World leaders’ plans to limit global carbon emissions will fall 60 percent short of even their wholly inadequate target to reach net zero by 2050.
The statistics come from the International Energy Agency (IEA), an intergovernmental organisation established by the OECD group of richer countries’ governments.
Environmentalists have criticised it in the past for underestimating the role of renewables to produce energy and for boosting fracking.
But it’s right that carbon emissions would decrease by just 40 percent by the middle of the century if countries stick to their present climate pledges.
In fact, even these weak promises may be dumped in the rush to restore profits after the pandemic. In the days leading up to the Cop26 climate summit in Glasgow, the news was of governments rushing to burn coal to produce electricity, not turning towards renewables.
That’s one reason why 2021 is set to see the second-largest increase in CO2 emissions in history.
The IEA’s executive director Fatih Birol thinks the way to a future without fossil fuels lies with using capitalist methods. He urges politicians at the Cop26 summit to say to corporations, “If you invest in old energy sources, dirty energy sources, you are risking to lose your money. If you invest in clean energy, you’ll make handsome profits.”

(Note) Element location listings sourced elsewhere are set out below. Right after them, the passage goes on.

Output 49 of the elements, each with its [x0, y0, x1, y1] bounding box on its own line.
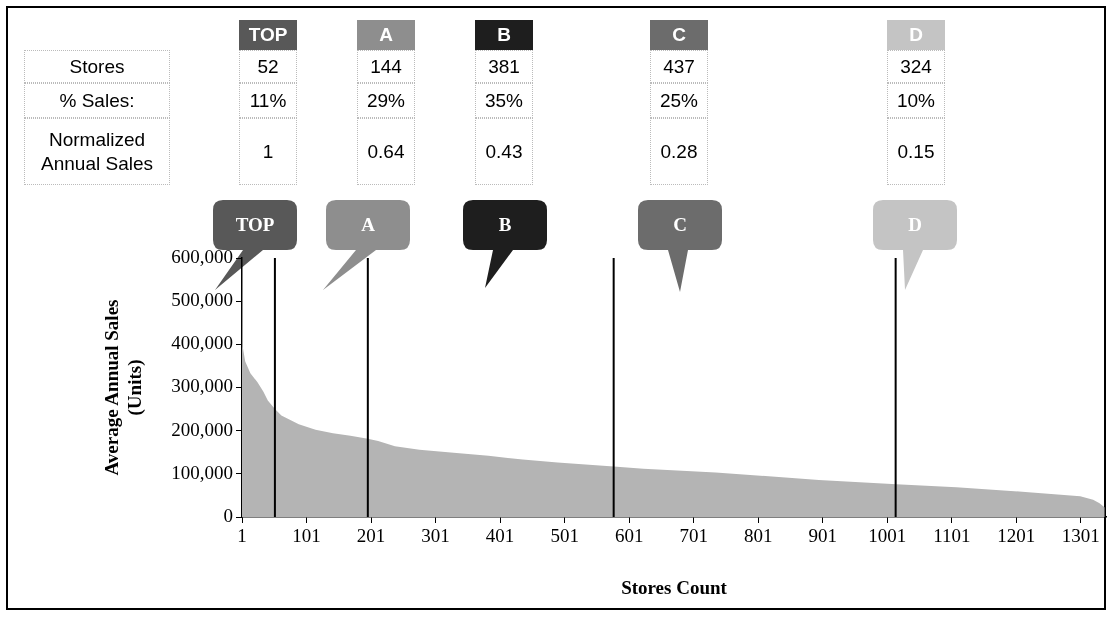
text: 381 — [475, 50, 533, 83]
text: 0.43 — [475, 118, 533, 185]
text: TOP — [248, 24, 288, 45]
y-axis-title: Average Annual Sales (Units) — [101, 299, 147, 476]
y-tick-label: 100,000 — [171, 461, 233, 483]
x-tick-label: 201 — [356, 525, 386, 547]
x-tick-label: 401 — [485, 525, 515, 547]
x-tick-label: 301 — [421, 525, 450, 547]
text: 25% — [650, 83, 708, 118]
text: 1 — [239, 118, 297, 185]
text: 0.28 — [650, 118, 708, 185]
x-tick-label: 1301 — [1061, 525, 1100, 547]
x-tick-label: 501 — [550, 525, 579, 547]
text: B — [497, 24, 511, 45]
y-tick-label: 500,000 — [171, 289, 233, 311]
text: 10% — [887, 83, 945, 118]
text: 52 — [239, 50, 297, 83]
x-tick-label: 1001 — [868, 525, 907, 547]
y-tick-label: 200,000 — [171, 418, 233, 440]
text: A — [379, 24, 393, 45]
text: 324 — [887, 50, 945, 83]
text: % Sales: — [24, 83, 170, 118]
y-tick-label: 300,000 — [171, 375, 233, 397]
text: 11% — [239, 83, 297, 118]
text: Stores — [24, 50, 170, 83]
speech-bubble: B — [463, 200, 549, 290]
text: D — [909, 24, 923, 45]
y-tick-label: 0 — [223, 504, 233, 526]
x-tick-label: 1201 — [997, 525, 1036, 547]
y-tick-label: 600,000 — [171, 245, 233, 267]
text: 29% — [357, 83, 415, 118]
y-tick-label: 400,000 — [171, 332, 233, 354]
text: 144 — [357, 50, 415, 83]
text: Normalized Annual Sales — [24, 118, 170, 185]
x-tick-label: 801 — [743, 525, 773, 547]
text: 0.15 — [887, 118, 945, 185]
x-tick-label: 601 — [614, 525, 644, 547]
x-tick-label: 901 — [808, 525, 837, 547]
speech-bubble: A — [323, 200, 412, 292]
text: 437 — [650, 50, 708, 83]
speech-bubble: D — [873, 200, 959, 292]
text: 0.64 — [357, 118, 415, 185]
text: 35% — [475, 83, 533, 118]
x-tick-label: 1 — [237, 525, 247, 547]
x-tick-label: 701 — [679, 525, 708, 547]
x-axis-title: Stores Count — [621, 576, 728, 598]
x-tick-label: 101 — [292, 525, 321, 547]
x-tick-label: 1101 — [933, 525, 971, 547]
text: C — [672, 24, 686, 45]
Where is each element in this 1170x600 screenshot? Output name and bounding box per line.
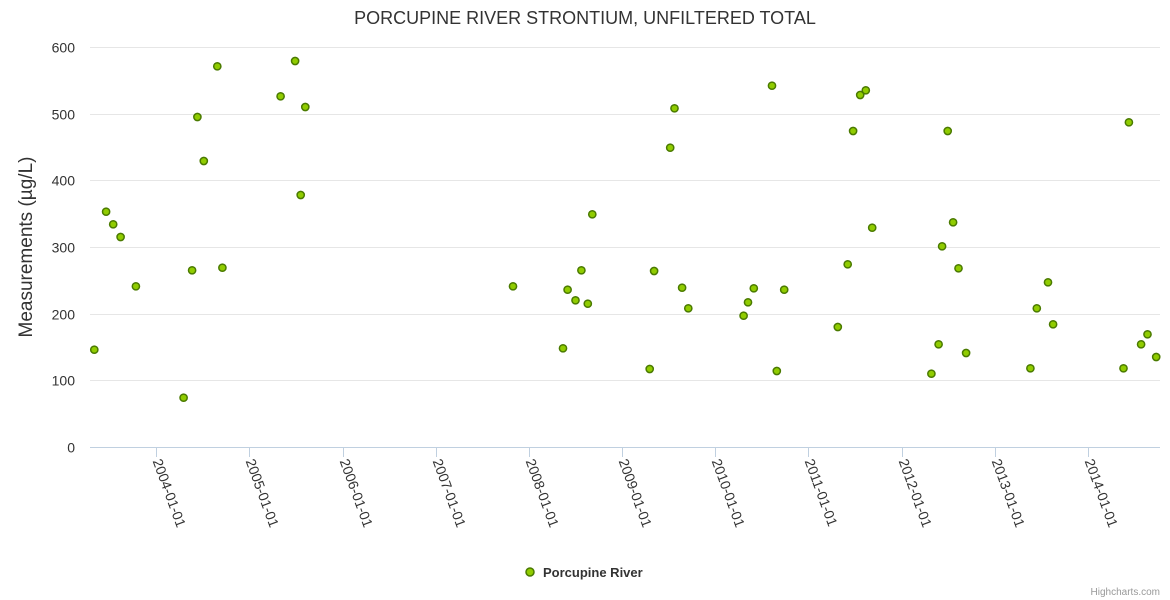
data-point-2003-10-14[interactable] [131,281,141,291]
x-tick-label-2011-01-01: 2011-01-01 [802,457,841,529]
credits-link[interactable]: Highcharts.com [1091,587,1160,598]
x-tick-label-2014-01-01: 2014-01-01 [1082,457,1122,530]
data-point-2004-07-06[interactable] [199,156,209,166]
data-point-2009-07-08[interactable] [665,143,675,153]
x-tick-label-2004-01-01: 2004-01-01 [150,457,190,530]
data-point-2003-06-19[interactable] [101,207,111,217]
x-tick-label-2005-01-01: 2005-01-01 [243,457,283,530]
x-tick-label-2006-01-01: 2006-01-01 [337,457,377,530]
x-tick-label-2009-01-01: 2009-01-01 [616,457,656,530]
data-point-2013-06-14[interactable] [1032,303,1042,313]
data-point-2009-05-06[interactable] [649,266,659,276]
data-point-2009-07-25[interactable] [670,103,679,113]
data-point-2010-08-30[interactable] [772,366,782,376]
data-point-2008-07-02[interactable] [571,295,580,305]
y-tick-label-600: 600 [52,40,76,56]
data-point-2010-06-01[interactable] [749,283,759,293]
data-point-2004-08-28[interactable] [212,61,222,71]
data-point-2012-05-25[interactable] [934,339,943,349]
data-point-2012-06-30[interactable] [943,126,953,136]
data-point-2010-08-11[interactable] [767,81,777,91]
y-tick-label-300: 300 [52,240,76,256]
data-point-2012-06-08[interactable] [937,241,947,251]
x-tick-label-2010-01-01: 2010-01-01 [709,457,749,530]
data-point-2010-09-28[interactable] [779,285,789,295]
data-point-2011-09-08[interactable] [867,223,877,233]
data-point-2012-07-21[interactable] [948,217,958,227]
data-point-2008-05-14[interactable] [558,343,568,353]
data-point-2004-09-17[interactable] [218,263,227,273]
legend[interactable]: Porcupine River [525,565,643,580]
legend-marker-porcupine-river[interactable] [525,567,535,577]
data-point-2013-08-17[interactable] [1048,319,1058,329]
data-point-2005-07-21[interactable] [296,190,306,200]
data-point-2009-08-24[interactable] [677,283,687,293]
y-tick-label-400: 400 [52,173,76,189]
x-tick-label-2008-01-01: 2008-01-01 [523,457,563,530]
data-point-2008-07-25[interactable] [577,265,586,275]
y-tick-label-500: 500 [52,107,76,123]
data-point-2004-05-21[interactable] [187,265,197,275]
data-point-2010-04-22[interactable] [739,311,748,321]
data-point-2012-09-10[interactable] [961,348,971,358]
data-point-2013-05-20[interactable] [1026,363,1035,373]
data-point-2003-05-04[interactable] [89,345,99,355]
data-point-2008-08-19[interactable] [583,299,593,309]
y-tick-label-100: 100 [52,373,76,389]
x-tick-label-2013-01-01: 2013-01-01 [989,457,1029,530]
x-tick-label-2007-01-01: 2007-01-01 [430,457,470,530]
data-point-2003-08-15[interactable] [116,232,125,242]
data-point-2011-07-23[interactable] [855,90,865,100]
data-point-2013-07-28[interactable] [1043,277,1053,287]
data-point-2011-08-14[interactable] [861,85,871,95]
x-axis-ticks: 2004-01-01 2005-01-01 2006-01-01 2007-01-01… [150,447,1122,530]
y-tick-label-200: 200 [52,307,76,323]
data-point-2011-06-25[interactable] [848,126,858,136]
y-axis-ticks: 0 100 200 300 400 500 600 [52,40,76,456]
data-point-2004-04-18[interactable] [179,393,188,403]
data-point-2011-06-04[interactable] [843,259,853,269]
x-tick-label-2012-01-01: 2012-01-01 [896,457,936,530]
data-point-2008-06-01[interactable] [563,285,572,295]
y-tick-label-0: 0 [67,440,75,456]
data-point-2014-09-25[interactable] [1151,352,1161,362]
data-point-2005-06-29[interactable] [290,56,300,66]
data-point-2014-07-28[interactable] [1136,339,1146,349]
data-point-2008-09-06[interactable] [587,209,597,219]
data-point-2014-06-10[interactable] [1124,117,1134,127]
data-point-2014-08-22[interactable] [1143,329,1152,339]
data-point-2012-08-11[interactable] [954,263,963,273]
data-point-2007-10-31[interactable] [508,281,518,291]
data-point-2012-04-27[interactable] [927,369,936,379]
data-point-2009-09-17[interactable] [683,303,693,313]
gridlines [90,47,1160,381]
data-point-2005-05-03[interactable] [276,91,285,101]
data-point-2004-06-11[interactable] [193,112,202,122]
y-axis-label: Measurements (µg/L) [16,157,37,338]
chart-title: PORCUPINE RIVER STRONTIUM, UNFILTERED TO… [354,8,816,28]
legend-item-porcupine-river[interactable]: Porcupine River [543,565,643,580]
data-point-2011-04-26[interactable] [833,322,843,332]
data-point-2010-05-09[interactable] [743,297,753,307]
data-point-2014-05-20[interactable] [1119,363,1128,373]
data-point-2003-07-17[interactable] [108,219,118,229]
data-point-2005-08-08[interactable] [300,102,310,112]
data-point-2009-04-19[interactable] [645,364,655,374]
scatter-series-porcupine-river[interactable] [89,56,1161,403]
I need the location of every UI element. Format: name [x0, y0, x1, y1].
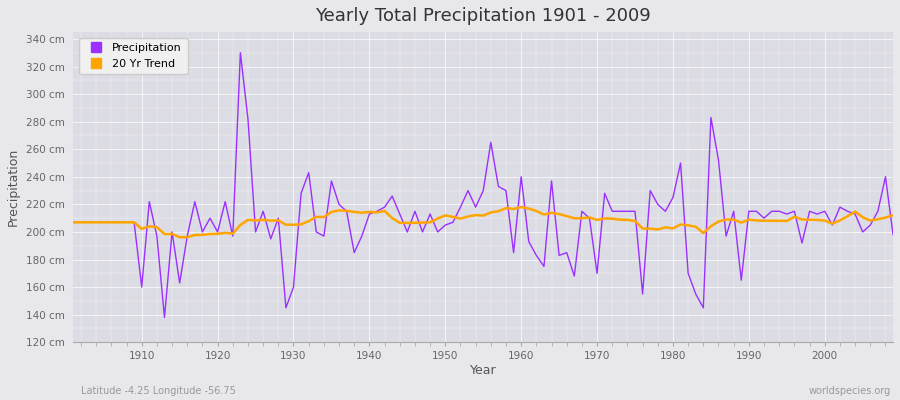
- X-axis label: Year: Year: [470, 364, 497, 377]
- Text: worldspecies.org: worldspecies.org: [809, 386, 891, 396]
- Y-axis label: Precipitation: Precipitation: [7, 148, 20, 226]
- Text: Latitude -4.25 Longitude -56.75: Latitude -4.25 Longitude -56.75: [81, 386, 236, 396]
- Legend: Precipitation, 20 Yr Trend: Precipitation, 20 Yr Trend: [79, 38, 187, 74]
- Title: Yearly Total Precipitation 1901 - 2009: Yearly Total Precipitation 1901 - 2009: [315, 7, 651, 25]
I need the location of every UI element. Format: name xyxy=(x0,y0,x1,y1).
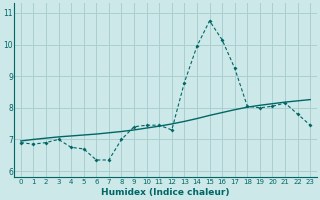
X-axis label: Humidex (Indice chaleur): Humidex (Indice chaleur) xyxy=(101,188,230,197)
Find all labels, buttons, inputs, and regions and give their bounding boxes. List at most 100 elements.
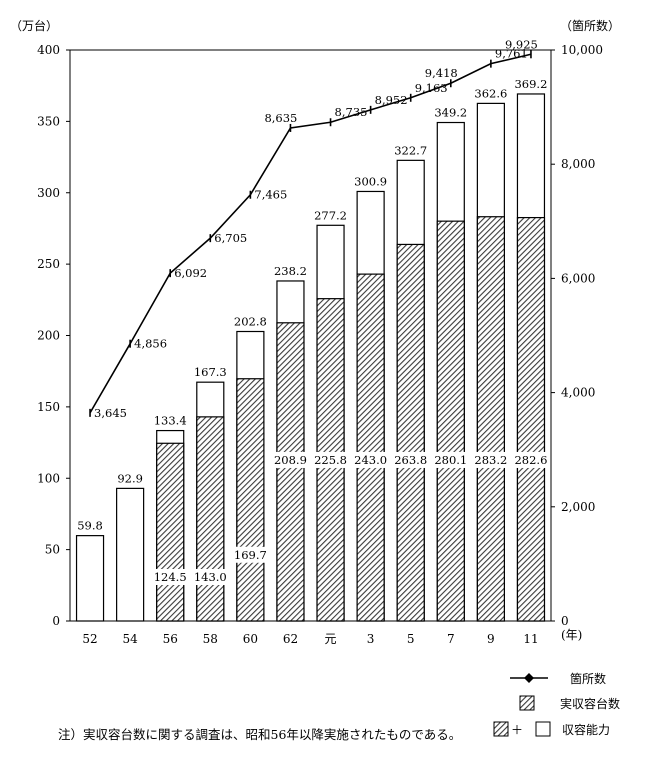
- x-axis-tick-label: 54: [122, 632, 138, 646]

But that’s a method that has utterly failed in recent decades. Major corporations continue to evade the meagre financial curbs on the most polluting activists, and the profits are greater than any special taxes or even fines.
The Tory government is now debating how much help to give businesses that use the highest amounts of gas. Ministers will bail out major industrial players while abandoning ordinary people to fearsomely higher prices to heat their homes and cook their food.
On the same day the IEA report was issued, the Environment Agency in Britain said that it’s a case of “adapt or die” in the face of climate change.
The government agency’s chair, Emma Howard Boyd, warned that deadly events such as the flooding in Germany this summer would hit Britain. She said Britain had to make itself resilient to the more violent weather the climate emergency is bringing.
The agency added that it cannot protect everyone from increasing flood and coastal risks. And that traditional flood defences will not be able to prevent all flooding and coastal erosion.
The inevitable effects of climate change that have already happened will require urgent investment in more defences and more resilience.
But the crucial shift is to take action to halt further climate change. For the present system, “adaptation” means capitalism adapting to the problems that capitalism has caused without interfering with the relentless accumulation required for profit-making.